Não, não há corrupção também: há o uso individual e particular do dinheiro público. Aliás, do dinheiro que era público. Uma vez desviado, torna-se particular.
E os que criticam os corruptos, usam o aparelho público para beneficiar seus amigos, seus parentes, seus bolsistas de graduação, seus orientandos, seus chegados, seus coligados, seus interesses individuais.
Se algo é público, ele é uma pertença coletiva: é de todos em geral sem ser de ninguém em particular. Constato que isso não existe por aqui: se você passar num concurso público, conforme sejam a expectativa e o veredicto de quem dirige ou coordena o lugar, o direito público desce pelo ralo. Se insistir no direito público, serão criados mil subterfúgios para que a pessoa desista voluntariamente forçada a isso – ah, entenda aí a contradição do termo.
A repartição, a escola, o curso e a universidade, dentre outros tantos lugares em que caiba alguém a mandar na coisa pública (quando caberia administrar e não mandar) passa a pertencer à esfera do particular e a coisa pública se torna uma posse. Não fosse assim as pessoas não digladiariam entre si para estarem em postos de comando. Ser diretor, coordenador, assessor e etc. é tão ruim que as disputas são acirradas...
E todos sempre saem – quando não conseguem se perpetuar por lá – bem mais ricos do que entraram, bem melhores do que antes, surpreendentemente. Não é incrível?
De uma hora para a outra a casa já não é a mesma, nem a conta bancária, nem os privilégios... Milagrosamente, devido aos esforços do trabalho de mandar em tudo.
Não deixa de ser exceção as pessoas que, no emprego público, na repartição pública e no órgão público, tratam às outras pessoas como pessoas e vejam o ser humano como ser humano.
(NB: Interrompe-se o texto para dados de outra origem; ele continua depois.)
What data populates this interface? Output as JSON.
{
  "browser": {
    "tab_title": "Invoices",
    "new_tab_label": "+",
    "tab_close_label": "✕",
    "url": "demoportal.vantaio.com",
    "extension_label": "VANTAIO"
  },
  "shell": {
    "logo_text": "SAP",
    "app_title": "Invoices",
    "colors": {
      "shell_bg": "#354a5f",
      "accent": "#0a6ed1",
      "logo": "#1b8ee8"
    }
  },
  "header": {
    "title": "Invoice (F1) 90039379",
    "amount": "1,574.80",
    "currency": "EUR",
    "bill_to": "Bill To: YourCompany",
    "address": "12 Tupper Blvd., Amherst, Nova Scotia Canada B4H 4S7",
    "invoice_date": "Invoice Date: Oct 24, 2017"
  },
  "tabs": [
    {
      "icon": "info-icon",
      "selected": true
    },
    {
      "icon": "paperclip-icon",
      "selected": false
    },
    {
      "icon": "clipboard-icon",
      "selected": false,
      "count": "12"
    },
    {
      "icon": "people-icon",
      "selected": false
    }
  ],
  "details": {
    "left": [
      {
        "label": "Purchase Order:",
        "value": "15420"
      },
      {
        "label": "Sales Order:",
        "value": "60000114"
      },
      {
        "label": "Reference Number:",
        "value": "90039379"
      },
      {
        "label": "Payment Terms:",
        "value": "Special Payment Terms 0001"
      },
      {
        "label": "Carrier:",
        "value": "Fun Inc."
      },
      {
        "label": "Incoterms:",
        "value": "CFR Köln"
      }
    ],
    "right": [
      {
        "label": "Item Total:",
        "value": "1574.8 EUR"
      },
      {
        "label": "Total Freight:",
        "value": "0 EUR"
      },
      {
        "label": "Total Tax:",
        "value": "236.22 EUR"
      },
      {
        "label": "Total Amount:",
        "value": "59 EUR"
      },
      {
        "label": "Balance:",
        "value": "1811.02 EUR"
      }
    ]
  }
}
Ainda estou feliz por ter encontrado uma exceção: fico agradecendo a Deus, porque é um milagre escapar à lógica geral. Coincidiu, claro, de sexta-feira, dia 28, ser o dia do funcionário público e, sim, parabéns a estes que suponho representar 03 a 05% do geral dos funcionários públicos e que são honestos, prestativos, idôneos e solícitos, como deveria ser a maioria.